While the primary biliary cholangitis (PBC) treatment landscape has long been limited to just a handful of agents with limited efficacy, 2024 saw a major shift in PBC management with the addition of 2 new second-line therapies.
Seladelpar (Livdelzi), a proliferator-activated receptor (PPAR) delta agonist, was one of these recent additions to the PBC treatment armamentarium and was a major topic of discussion at The Liver Meeting 2024 from the American Association for the Study of Liver Diseases (AASLD) in San Diego, California.
Along with a late-breaking presentation highlighting seladelpar’s sustained efficacy and long-term safety in a 2.5-year interim analysis of the ongoing open-label phase 3 ASSURE study, another abstract presentation focused on the agent’s impact on pruritus in the RESPONSE trial.
In this segment, which is part 3 of a 4-part series, Andreas Kremer, MD, PhD, MHBA, head of hepatology at University Hospital Zurich, reviews emerging second-line therapies in PBC.
Kremer provides an overview of promising advancements in the treatment of pruritus in PBC, focusing on 2 recently FDA-approved PPAR agonist therapies: elafibranor and seladelpar.

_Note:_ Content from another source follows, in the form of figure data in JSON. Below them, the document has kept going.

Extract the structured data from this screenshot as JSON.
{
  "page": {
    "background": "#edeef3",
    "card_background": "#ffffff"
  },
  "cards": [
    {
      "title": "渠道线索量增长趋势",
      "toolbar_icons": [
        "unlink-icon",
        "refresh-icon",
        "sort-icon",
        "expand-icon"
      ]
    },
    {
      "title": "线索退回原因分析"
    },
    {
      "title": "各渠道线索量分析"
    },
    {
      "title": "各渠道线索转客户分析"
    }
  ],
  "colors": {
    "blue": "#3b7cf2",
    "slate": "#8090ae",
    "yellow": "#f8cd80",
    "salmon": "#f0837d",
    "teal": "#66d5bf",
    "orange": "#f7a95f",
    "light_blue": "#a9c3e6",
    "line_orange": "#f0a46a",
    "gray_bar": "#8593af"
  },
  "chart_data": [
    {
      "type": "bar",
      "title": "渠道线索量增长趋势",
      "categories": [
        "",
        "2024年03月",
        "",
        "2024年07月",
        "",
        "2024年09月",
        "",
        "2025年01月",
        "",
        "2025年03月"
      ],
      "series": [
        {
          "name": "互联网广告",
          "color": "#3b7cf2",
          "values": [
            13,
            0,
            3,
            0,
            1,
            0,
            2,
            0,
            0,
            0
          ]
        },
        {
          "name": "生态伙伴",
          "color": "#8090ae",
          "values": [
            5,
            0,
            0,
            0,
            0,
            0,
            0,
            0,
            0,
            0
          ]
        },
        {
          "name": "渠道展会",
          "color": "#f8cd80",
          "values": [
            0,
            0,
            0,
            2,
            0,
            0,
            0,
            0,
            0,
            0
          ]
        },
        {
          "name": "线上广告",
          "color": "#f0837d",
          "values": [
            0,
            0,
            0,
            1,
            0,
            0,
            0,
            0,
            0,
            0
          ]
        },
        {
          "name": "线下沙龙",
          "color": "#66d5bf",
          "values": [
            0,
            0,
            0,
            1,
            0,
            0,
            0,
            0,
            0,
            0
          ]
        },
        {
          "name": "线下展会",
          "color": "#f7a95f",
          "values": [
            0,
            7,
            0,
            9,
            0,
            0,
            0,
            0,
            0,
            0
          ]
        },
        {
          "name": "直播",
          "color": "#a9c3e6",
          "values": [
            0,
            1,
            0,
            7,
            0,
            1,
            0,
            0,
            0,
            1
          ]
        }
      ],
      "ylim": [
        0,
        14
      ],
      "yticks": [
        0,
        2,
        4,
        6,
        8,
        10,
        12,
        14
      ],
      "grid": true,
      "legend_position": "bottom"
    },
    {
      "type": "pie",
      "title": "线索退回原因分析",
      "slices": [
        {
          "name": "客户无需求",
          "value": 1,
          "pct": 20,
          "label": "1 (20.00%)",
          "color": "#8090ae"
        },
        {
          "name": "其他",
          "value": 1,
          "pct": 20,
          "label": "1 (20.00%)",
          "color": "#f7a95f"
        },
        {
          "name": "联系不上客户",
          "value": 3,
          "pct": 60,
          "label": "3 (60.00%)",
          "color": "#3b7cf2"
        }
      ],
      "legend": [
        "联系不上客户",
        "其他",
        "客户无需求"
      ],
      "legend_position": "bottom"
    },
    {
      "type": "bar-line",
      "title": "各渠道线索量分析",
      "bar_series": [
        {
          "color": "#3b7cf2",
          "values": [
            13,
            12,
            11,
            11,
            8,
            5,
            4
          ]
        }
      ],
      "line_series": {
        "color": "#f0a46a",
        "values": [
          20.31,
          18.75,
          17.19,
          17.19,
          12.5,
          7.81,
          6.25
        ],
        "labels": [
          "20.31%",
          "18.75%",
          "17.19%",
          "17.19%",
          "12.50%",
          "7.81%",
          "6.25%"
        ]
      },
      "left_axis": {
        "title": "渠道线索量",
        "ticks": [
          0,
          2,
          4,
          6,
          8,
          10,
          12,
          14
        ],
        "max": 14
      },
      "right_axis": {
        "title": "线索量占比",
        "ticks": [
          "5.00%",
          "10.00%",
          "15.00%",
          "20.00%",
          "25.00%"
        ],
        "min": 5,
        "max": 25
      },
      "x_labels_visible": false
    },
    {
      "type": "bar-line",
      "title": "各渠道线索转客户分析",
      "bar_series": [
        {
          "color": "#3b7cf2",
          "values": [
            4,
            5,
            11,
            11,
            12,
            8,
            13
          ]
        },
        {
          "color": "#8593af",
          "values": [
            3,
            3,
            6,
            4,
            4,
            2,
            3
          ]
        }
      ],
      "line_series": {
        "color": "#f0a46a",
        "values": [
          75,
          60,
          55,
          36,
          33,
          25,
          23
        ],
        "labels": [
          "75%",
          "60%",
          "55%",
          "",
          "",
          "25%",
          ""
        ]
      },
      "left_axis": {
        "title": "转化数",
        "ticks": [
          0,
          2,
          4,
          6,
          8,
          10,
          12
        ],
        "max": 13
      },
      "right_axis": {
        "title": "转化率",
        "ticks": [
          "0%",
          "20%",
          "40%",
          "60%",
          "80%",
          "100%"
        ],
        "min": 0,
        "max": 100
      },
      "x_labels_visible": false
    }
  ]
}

He explains how these drugs target PPAR to address the underlying mechanisms of PBC. Both seladelpar, a specific PPAR delta agonist, and elafibranor, a dual PPAR alpha and delta agonist, exhibit anticholestatic and anti-inflammatory properties, making them effective options for treating the disease's root causes.
Highlighting recent clinical advancements, Kremer highlights seladelpar's performance in a phase 3 trial where the drug met its pre-specified secondary endpoint for significantly reducing pruritus severity, as measured by the numeric rating scale. He additionally called attention to a posthoc analysis from the study that revealed a strong anti-pruritic effect in certain patient subgroups, offering additional hope for tailored treatment approaches.
Editors’ note: Kremer has relevant disclosures with AbbVie, AstraZeneca, Bayer, CymaBay, Gilead, GlaxoSmithKline, Intercept, Mirum, Takeda, Ipsen, and others.